London (OTS) – Wohltätigkeitsorganisationen auf der ganzen Welt geben
an, dass die
Nachfrage nach den Dienstleistungen ihrer Organisation im letzten
Jahr gestiegen ist, wie eine neue globale Studie der Charities Aid
Foundation (CAF) zeigt.
CAF’s World Giving Report: Charity Insights erforscht die
globalen Trends und Herausforderungen für über 3.000 Führungskräfte
von Wohltätigkeitsorganisationen in 27 Ländern. Der Bericht wird bei
einer Nebenveranstaltung der Generalversammlung der Vereinten
Nationen in New York vorgestellt und folgt auf die Veröffentlichung
des World Giving Report: Donor Insights zu Beginn dieses Jahres.
Fast vier von fünf (78 %) der befragten
Wohltätigkeitsorganisationen geben an, dass die Nachfrage im letzten
Jahr zugenommen hat, wobei fast die Hälfte (47 %) berichtet, dass sie
erheblich gestiegen ist. Wohlfahrtsverbände berichten, dass der
Anstieg auf wirtschaftliche Not, soziale Krisen und den Rückzug
öffentlicher Dienste zurückzuführen ist. Wohltätigkeitsorganisationen
in Ländern mit niedrigem Einkommen (84 %) berichten am ehesten von
einem Anstieg, insbesondere Wohltätigkeitsorganisationen in den
Bereichen Gesundheit, Armutsbekämpfung und humanitäre Hilfe.

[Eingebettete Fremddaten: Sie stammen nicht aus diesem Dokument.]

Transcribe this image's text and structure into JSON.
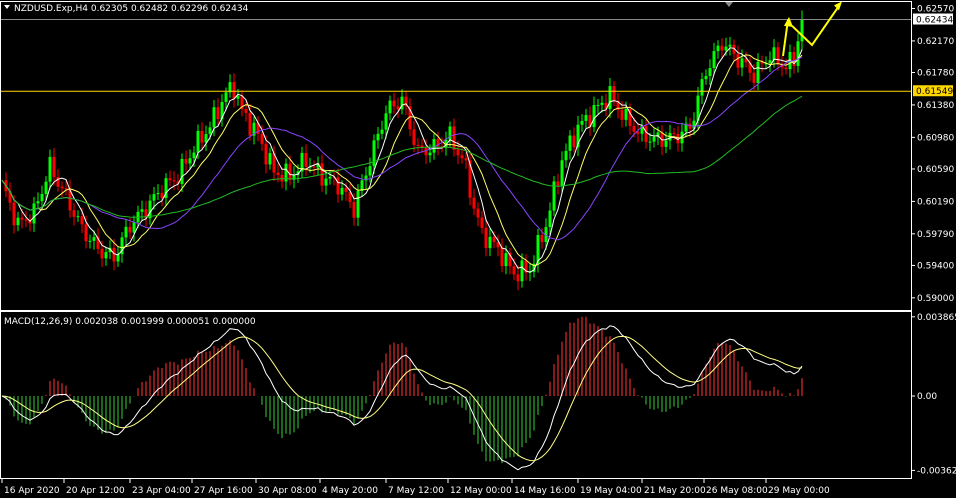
{
  "window": {
    "symbol_label": "NZDUSD.Exp,H4  0.62305 0.62482 0.62296 0.62434",
    "indicator_label": "MACD(12,26,9) 0.002038 0.001999 0.000051 0.000000"
  },
  "colors": {
    "background": "#000000",
    "frame": "#ffffff",
    "bull": "#00ff00",
    "bear": "#ff0000",
    "ma_fast": "#ffffff",
    "ma_mid": "#ffff66",
    "ma_slow_purple": "#8844ff",
    "ma_slowest_green": "#22bb22",
    "resistance_line": "#ffd700",
    "forecast_arrow": "#ffff00",
    "macd_pos": "#b22222",
    "macd_neg": "#228b22",
    "macd_main": "#ffffff",
    "macd_signal": "#ffff88"
  },
  "chart_data": [
    {
      "type": "candlestick",
      "title": "NZDUSD.Exp,H4  0.62305 0.62482 0.62296 0.62434",
      "ylim": [
        0.5885,
        0.6265
      ],
      "y_ticks": [
        "0.62570",
        "0.62170",
        "0.61780",
        "0.61380",
        "0.60980",
        "0.60590",
        "0.60190",
        "0.59790",
        "0.59400",
        "0.59000"
      ],
      "y_tick_values": [
        0.6257,
        0.6217,
        0.6178,
        0.6138,
        0.6098,
        0.6059,
        0.6019,
        0.5979,
        0.594,
        0.59
      ],
      "current_price_label": "0.62434",
      "current_price": 0.62434,
      "level_label": "0.61549",
      "level": 0.61549,
      "x_ticks": [
        "16 Apr 2020",
        "20 Apr 12:00",
        "23 Apr 04:00",
        "27 Apr 16:00",
        "30 Apr 08:00",
        "4 May 20:00",
        "7 May 12:00",
        "12 May 00:00",
        "14 May 16:00",
        "19 May 04:00",
        "21 May 20:00",
        "26 May 08:00",
        "29 May 00:00"
      ],
      "close_path": [
        [
          0,
          0.604
        ],
        [
          4,
          0.599
        ],
        [
          8,
          0.6005
        ],
        [
          12,
          0.6062
        ],
        [
          16,
          0.6025
        ],
        [
          20,
          0.5985
        ],
        [
          24,
          0.596
        ],
        [
          28,
          0.595
        ],
        [
          32,
          0.599
        ],
        [
          36,
          0.601
        ],
        [
          40,
          0.6035
        ],
        [
          44,
          0.605
        ],
        [
          48,
          0.6085
        ],
        [
          52,
          0.6112
        ],
        [
          56,
          0.6152
        ],
        [
          58,
          0.616
        ],
        [
          60,
          0.613
        ],
        [
          64,
          0.61
        ],
        [
          68,
          0.6055
        ],
        [
          72,
          0.605
        ],
        [
          76,
          0.607
        ],
        [
          80,
          0.605
        ],
        [
          84,
          0.604
        ],
        [
          88,
          0.601
        ],
        [
          92,
          0.607
        ],
        [
          96,
          0.613
        ],
        [
          100,
          0.6145
        ],
        [
          104,
          0.608
        ],
        [
          108,
          0.6085
        ],
        [
          112,
          0.61
        ],
        [
          116,
          0.606
        ],
        [
          118,
          0.601
        ],
        [
          120,
          0.598
        ],
        [
          124,
          0.596
        ],
        [
          128,
          0.593
        ],
        [
          132,
          0.5935
        ],
        [
          136,
          0.599
        ],
        [
          140,
          0.607
        ],
        [
          144,
          0.611
        ],
        [
          148,
          0.613
        ],
        [
          152,
          0.615
        ],
        [
          156,
          0.612
        ],
        [
          160,
          0.61
        ],
        [
          164,
          0.6095
        ],
        [
          168,
          0.6098
        ],
        [
          172,
          0.611
        ],
        [
          176,
          0.618
        ],
        [
          180,
          0.6215
        ],
        [
          184,
          0.6195
        ],
        [
          188,
          0.6175
        ],
        [
          192,
          0.62
        ],
        [
          196,
          0.6185
        ],
        [
          198,
          0.6195
        ],
        [
          200,
          0.6243
        ]
      ],
      "ma_fast_shift": 2,
      "ma_mid_shift": 5,
      "ma_slow_purple_shift": 9,
      "ma_slowest_green_shift": 20,
      "forecast_arrow": [
        [
          0.6243
        ],
        [
          0.6212
        ],
        [
          0.6262
        ]
      ]
    },
    {
      "type": "histogram+line",
      "title": "MACD(12,26,9) 0.002038 0.001999 0.000051 0.000000",
      "ylim": [
        -0.004,
        0.0041
      ],
      "y_ticks": [
        "0.003865",
        "0.00",
        "-0.003629"
      ],
      "y_tick_values": [
        0.003865,
        0,
        -0.003629
      ]
    }
  ]
}
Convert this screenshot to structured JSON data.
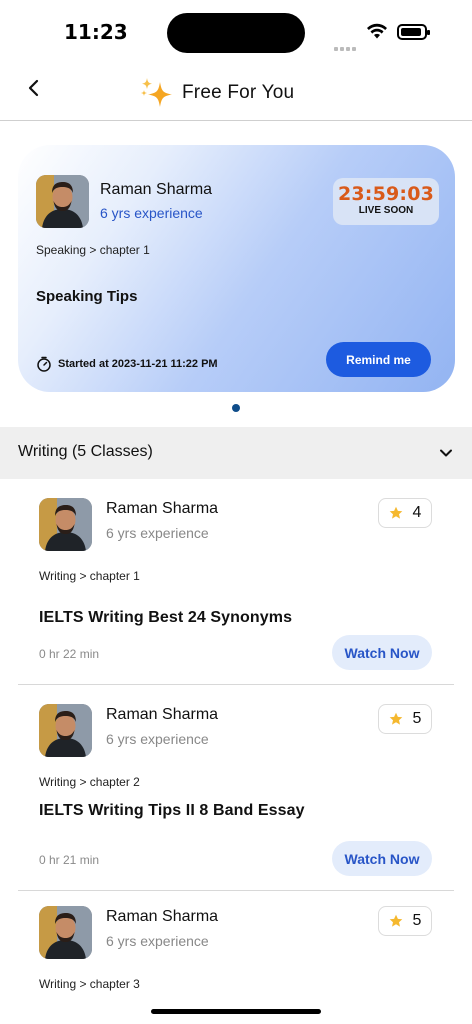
{
  "status_bar": {
    "time": "11:23"
  },
  "header": {
    "title": "Free For You"
  },
  "featured": {
    "teacher_name": "Raman Sharma",
    "experience": "6 yrs experience",
    "countdown": "23:59:03",
    "status": "LIVE SOON",
    "breadcrumb": "Speaking > chapter 1",
    "class_title": "Speaking Tips",
    "started_at": "Started at 2023-11-21  11:22 PM",
    "remind_label": "Remind me"
  },
  "section": {
    "title": "Writing (5 Classes)"
  },
  "classes": [
    {
      "teacher_name": "Raman Sharma",
      "experience": "6 yrs experience",
      "rating": "4",
      "breadcrumb": "Writing > chapter 1",
      "title": "IELTS Writing Best 24 Synonyms",
      "duration": "0 hr 22 min",
      "watch_label": "Watch Now"
    },
    {
      "teacher_name": "Raman Sharma",
      "experience": "6 yrs experience",
      "rating": "5",
      "breadcrumb": "Writing > chapter 2",
      "title": "IELTS Writing Tips II 8 Band Essay",
      "duration": "0 hr 21 min",
      "watch_label": "Watch Now"
    },
    {
      "teacher_name": "Raman Sharma",
      "experience": "6 yrs experience",
      "rating": "5",
      "breadcrumb": "Writing > chapter 3"
    }
  ],
  "colors": {
    "accent": "#1d5be0",
    "experience_blue": "#2855c7",
    "countdown": "#d95a1a",
    "star": "#f5b82e"
  },
  "icons": {
    "back": "chevron-left-icon",
    "title": "sparkle-icon",
    "started": "stopwatch-icon",
    "rating": "star-icon",
    "section": "chevron-down-icon"
  }
}
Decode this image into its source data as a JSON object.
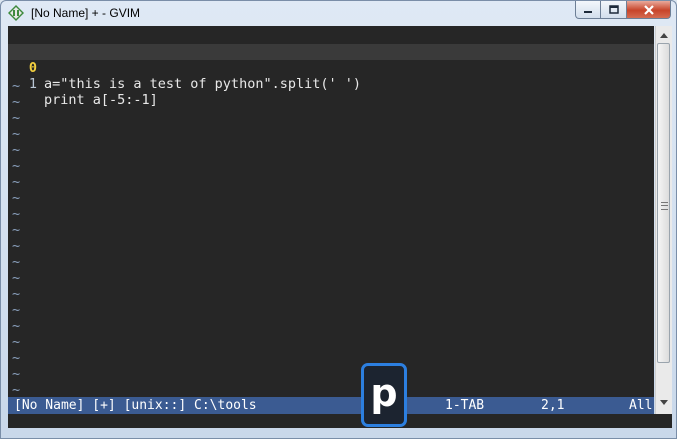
{
  "window": {
    "title": "[No Name] + - GVIM"
  },
  "caption_buttons": [
    "minimize-icon",
    "maximize-icon",
    "close-icon"
  ],
  "buffer": {
    "lines": [
      {
        "number": "1",
        "text": "",
        "current": false
      },
      {
        "number": "0",
        "text": "a=\"this is a test of python\".split(' ')",
        "current": true
      },
      {
        "number": "1",
        "text": "print a[-5:-1]",
        "current": false
      }
    ],
    "tilde": "~"
  },
  "statusline": {
    "file": "[No Name] [+] [unix::] C:\\tools",
    "tab": "1-TAB",
    "position": "2,1",
    "scroll": "All"
  },
  "overlay": {
    "badge_letter": "p"
  },
  "colors": {
    "editor_bg": "#262626",
    "statusline_bg": "#3b5b92",
    "current_line_number": "#f4d03f",
    "badge_border": "#2c7fe0"
  }
}
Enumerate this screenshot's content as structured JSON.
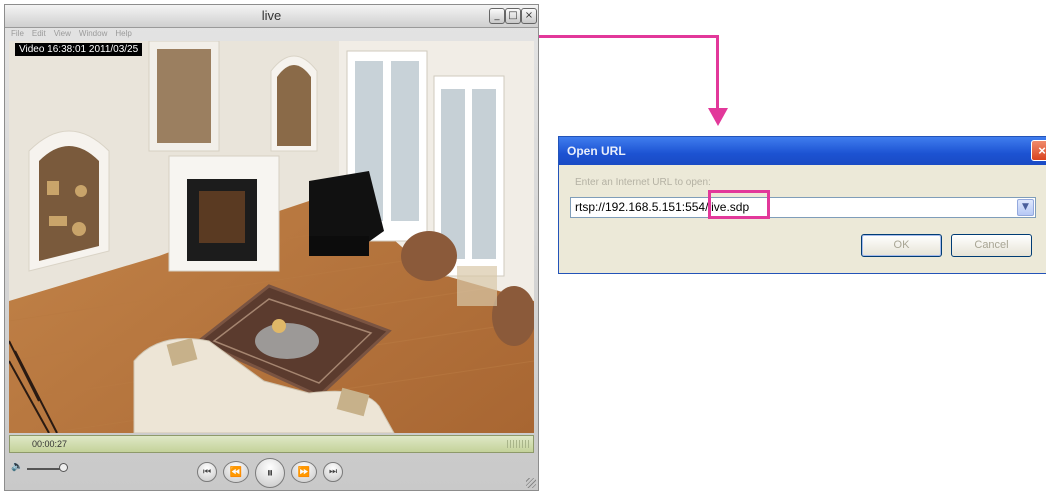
{
  "player": {
    "window_title": "live",
    "window_buttons": [
      "_",
      "□",
      "×"
    ],
    "menu": [
      "File",
      "Edit",
      "View",
      "Window",
      "Help"
    ],
    "osd_text": "Video 16:38:01 2011/03/25",
    "elapsed_time": "00:00:27",
    "volume_icon": "speaker-icon",
    "controls": {
      "to_start": "⏮",
      "rewind": "⏪",
      "pause": "⏸",
      "fast_forward": "⏩",
      "to_end": "⏭"
    }
  },
  "dialog": {
    "title": "Open URL",
    "close_label": "×",
    "prompt": "Enter an Internet URL to open:",
    "url_value": "rtsp://192.168.5.151:554/live.sdp",
    "ok_label": "OK",
    "cancel_label": "Cancel"
  },
  "colors": {
    "accent_highlight": "#e2389a",
    "dialog_title_bar": "#1c52d2"
  }
}
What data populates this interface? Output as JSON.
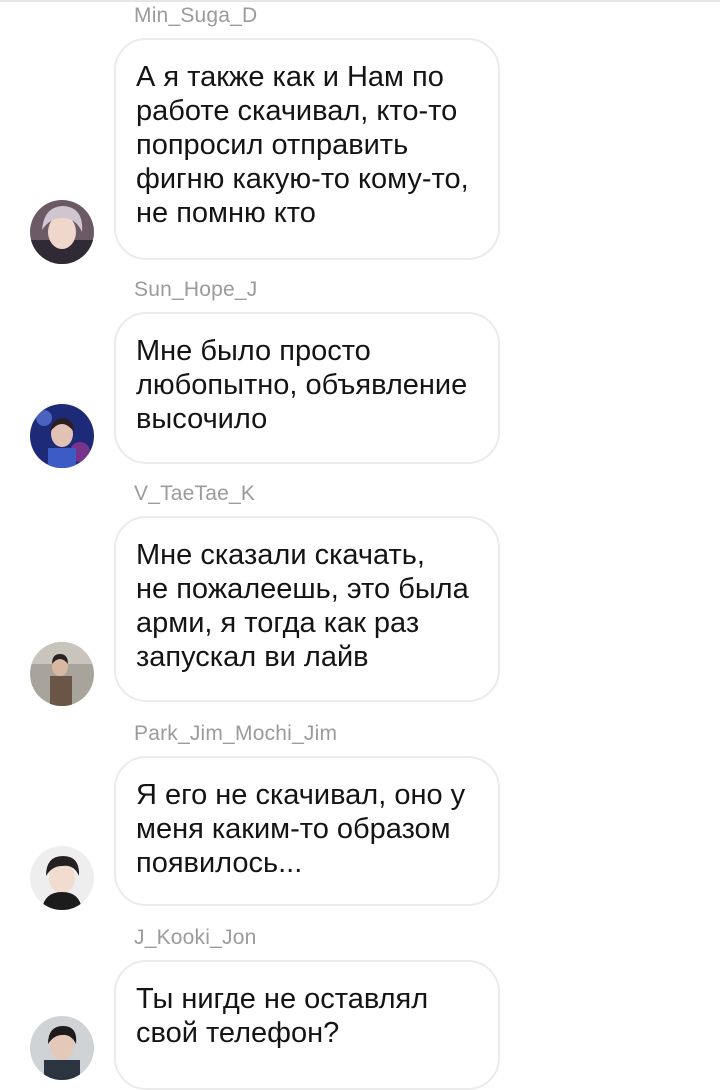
{
  "messages": [
    {
      "author": "Min_Suga_D",
      "lines": [
        "А я также как и Нам по",
        "работе скачивал, кто-то",
        "попросил отправить",
        "фигню какую-то кому-то,",
        "не помню кто"
      ]
    },
    {
      "author": "Sun_Hope_J",
      "lines": [
        "Мне было просто",
        "любопытно, объявление",
        "высочило"
      ]
    },
    {
      "author": "V_TaeTae_K",
      "lines": [
        "Мне сказали скачать,",
        "не пожалеешь, это была",
        "арми, я тогда как раз",
        "запускал ви лайв"
      ]
    },
    {
      "author": "Park_Jim_Mochi_Jim",
      "lines": [
        "Я его не скачивал, оно у",
        "меня каким-то образом",
        "появилось..."
      ]
    },
    {
      "author": "J_Kooki_Jon",
      "lines": [
        "Ты нигде не оставлял",
        "свой телефон?"
      ]
    }
  ],
  "colors": {
    "background": "#ffffff",
    "bubble_border": "#ebebeb",
    "author_name": "#9b9b9b",
    "message_text": "#141414"
  }
}
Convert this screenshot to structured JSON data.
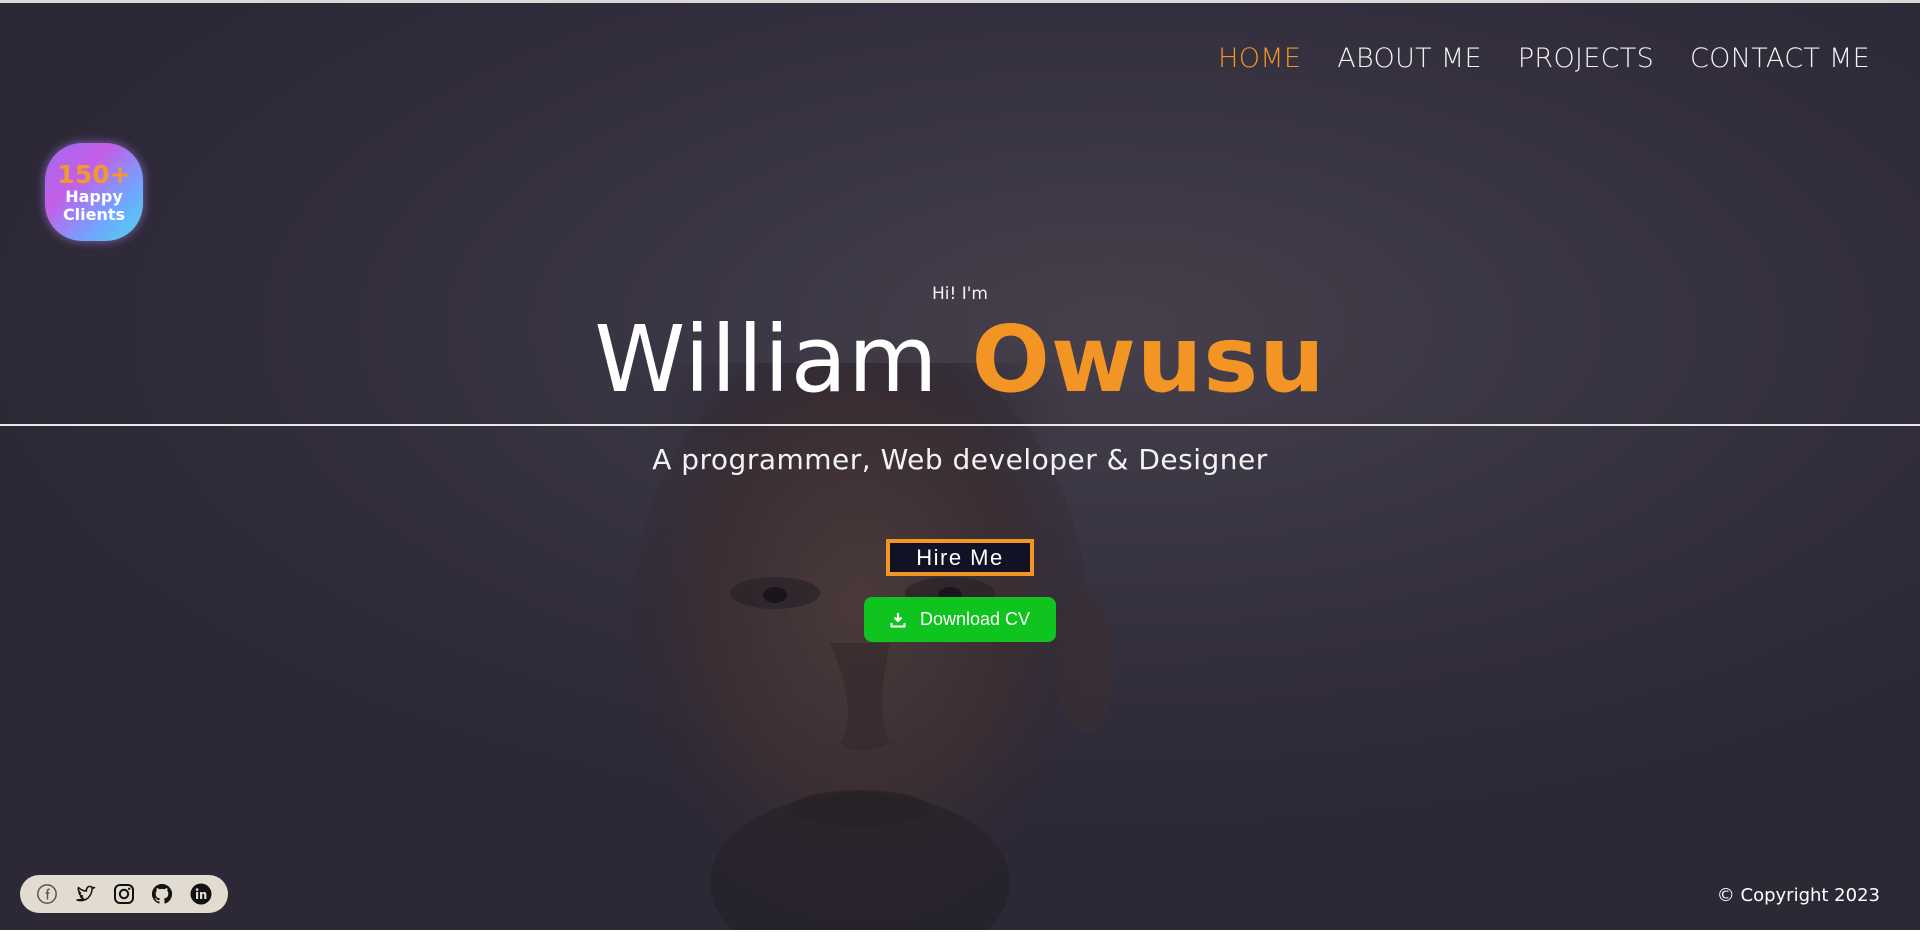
{
  "nav": {
    "items": [
      {
        "label": "HOME",
        "active": true
      },
      {
        "label": "ABOUT ME",
        "active": false
      },
      {
        "label": "PROJECTS",
        "active": false
      },
      {
        "label": "CONTACT ME",
        "active": false
      }
    ]
  },
  "badge": {
    "count": "150+",
    "line1": "Happy",
    "line2": "Clients"
  },
  "hero": {
    "greeting": "Hi! I'm",
    "first_name": "William",
    "last_name": "Owusu",
    "tagline": "A programmer, Web developer & Designer",
    "hire_label": "Hire Me",
    "cv_label": "Download CV"
  },
  "social": {
    "icons": [
      "facebook-icon",
      "twitter-icon",
      "instagram-icon",
      "github-icon",
      "linkedin-icon"
    ]
  },
  "footer": {
    "copyright": "© Copyright 2023"
  },
  "colors": {
    "accent": "#f29525",
    "cv_button": "#0fc41f",
    "hire_bg": "#111225",
    "social_bar": "#e2dbd0"
  }
}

Die überwiegende Mehrheit (83 %) der Führungskräfte von
Wohlfahrtsverbänden geht davon aus, dass diese Nachfrage im nächsten
Jahr weiter steigen wird. Diese Erwartung ist in Ländern mit
niedrigem Einkommen (90 %) und insbesondere bei humanitären
Hilfsorganisationen größer.
Auf die Frage nach den wichtigsten Herausforderungen, mit denen
sie konfrontiert sind, gaben drei von fünf (62 %) Wohlfahrtsverbänden
an, dass ein Hauptanliegen darin besteht, die finanzielle
Nachhaltigkeit ihrer Organisation zu sichern, und verwiesen dabei auf
schrumpfende staatliche Zuschüsse, geringere Spenden und den
zunehmenden Wettbewerb um begrenzte Ressourcen.
Die Untersuchung ergab auch, dass es unterschiedliche Ansichten
über den Einfluss der Regierung auf den Sektor gibt. Der Einfluss der
Regierung wird von den Führungskräften der Wohlfahrtsverbände im
asiatisch-pazifischen Raum (32 %) und in Afrika (28 %) am positivsten
bewertet, während er in Südamerika (8 %) und Europa (6 %) gering ist.
Neil Heslop OBE, Vorstandsvorsitzender der Charities Aid
Foundation, sagte dazu:
„Wie im Vereinigten Königreich ist die Finanzierung die größte
Herausforderung für Wohltätigkeitsorganisationen in aller Welt.“
Angesichts der anhaltenden und sich verschärfenden sozialen Spaltung,
der Konflikte, der Auswirkungen des Klimawandels und der großen Zahl
von Vertriebenen sind Wohltätigkeitsorganisationen, die auf Hilfe
angewiesen sind, in besonderem Maße von der steigenden Nachfrage nach
ihren Diensten betroffen – wie etwa jene, die in den Bereichen
Gesundheit, Armutsbekämpfung und humanitäre Hilfe tätig sind.
„Unsere Untersuchungen zeigen zwar, dass es vielerorts eine
blühende Spendenkultur gibt, aber wir müssen eindeutig anders darüber
nachdenken, wie wir gemeinnützige Organisationen unterstützen können,
insbesondere angesichts der anhaltenden Kürzungen der staatlichen
Hilfs- und Entwicklungsausgaben. Die Förderung der Zusammenarbeit
zwischen Wohlfahrtsverbänden und von Partnerschaften mit Regierungen,
Unternehmen und lokalen Netzwerken wird immer wichtiger, um die
Widerstandsfähigkeit von Wohlfahrtsverbänden zu stärken und bessere
Ergebnisse für die Gemeinschaften zu erzielen“.